In the world’s larger economies, the issue of management and staff incentives has been heavily debated recently.While the origins of the global financial crisis will be debated for some time, the factor of many financial institutions taking on excessive risk with little regard for reasonable, realistic long-term performance expectations will dominate the debate.
In the world’s larger economies, the issue of management and staff incentives has been heavily debated recently.
While the origins of the global financial crisis will be debated for some time, the factor of many financial institutions taking on excessive risk with little regard for reasonable, realistic long-term performance expectations will dominate the debate.
Shareholders, regulators, and even taxpayers in these economies are demanding changes to prevailing practices and want to see incentive plans that are more closely linked to risk-adjusted performance.
A clear lesson from this is that bonus schemes and other staff benefits plans should recognize long-term value rather than short-term gains.
While this may sound like common business sense, PwC surveys in Africa and around the world indicate that many companies fail to connect risk and performance in the course of basic performance management, with only 37 per cent of those surveyed saying their companies link key risk indicators to corporate performance indicators.
The process of integrating risk and performance management starts at strategy setting. When company leaders understand the key sources of value creation and loss across their organisations, they assign clear accountability for risk and performance management and systematically quantify the rewards associated with the risks; they change the decision-making game for their managers.
Risk is, by definition, forward looking. It is a measure of probability, of either loss or gain, depending on the circumstances surrounding a given event’s occurrence. That probability of value destruction or value creation directly impacts a company’s performance objectives.
PwC studies of large companies show that failure to assess and respond to strategic or business risks is behind the rapid declines in shareholder value. Here in Rwanda, we can easily relate to this finding since one of the risks identified by financial services players from PwC’s recent risk survey is competition arising from new entrants.
Many business leaders continue to view risk and compliance as two sides of the same coin, reflecting a common organisational focus on managing risk to prevent known, historical business failures rather than to anticipate likely or seemingly unlikely game-changing events.
While compliance with regulatory and reporting rules is a non-negotiable feature of doing business, a risk management strategy focused primarily on prevention is, by its nature, backward-looking and fails to account for the likelihood of change or the possibility of growth.
A holistic risk management program, on the other hand, encompasses the tools and processes used to identify, assess, and quantify business threats and the measures taken to prioritise, monitor, control, and mitigate those threats.

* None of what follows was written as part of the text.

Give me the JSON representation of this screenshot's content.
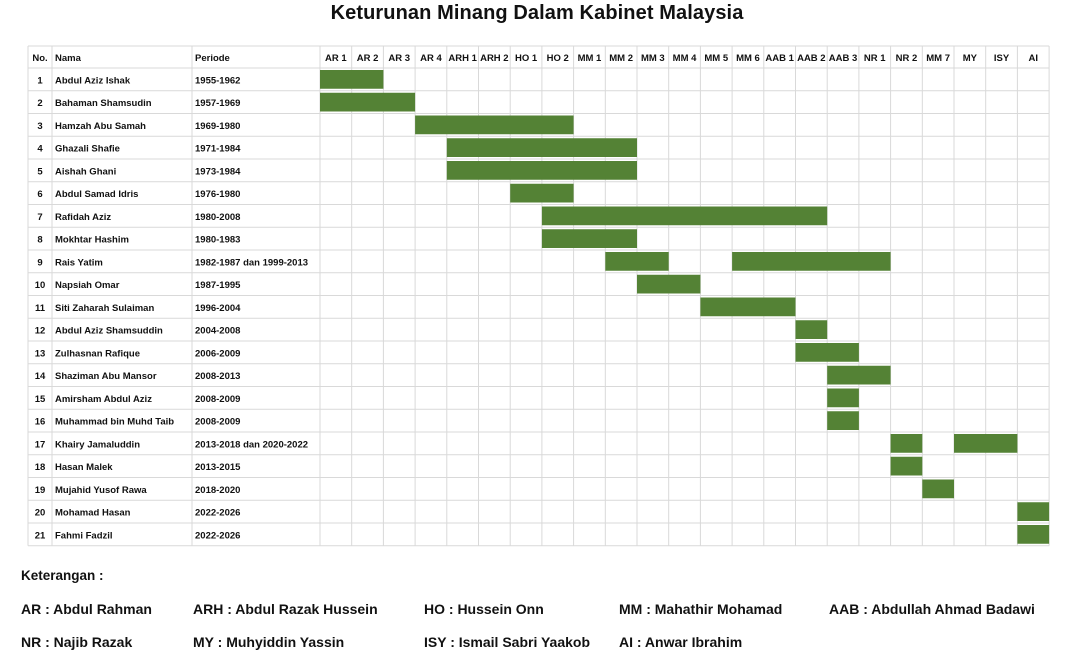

The effect of increased regulatory pressures here in Rwanda as elsewhere in the region is that many financial institutions tend to view risk almost exclusively as a threat to be mitigated. Without a doubt, increased regulatory complexity and the layers of compliance processes and controls associated with managing it forces organisations to shoulder new burdens in terms of cost and productivity.
However, beyond the costs, a compliance-only approach to risk management can have the dangerous side effect of distracting from the principles that underpin the requirements around the need to balance risk and reward in a well-reasoned, transparent way.
Performance-focused risk management can enable both compliance and business strategy. When risk management is linked to business performance, any regulatory requirements will naturally be exceeded.
In any case, the individual company is more interested in protecting its financial position than the regulator would be.
Focusing too narrowly on regulatory compliance, even though it is an important but discrete element of business risk, can result in silos of risk and performance information that often hamper an organisation’s ability to monitor critical risk interdependencies.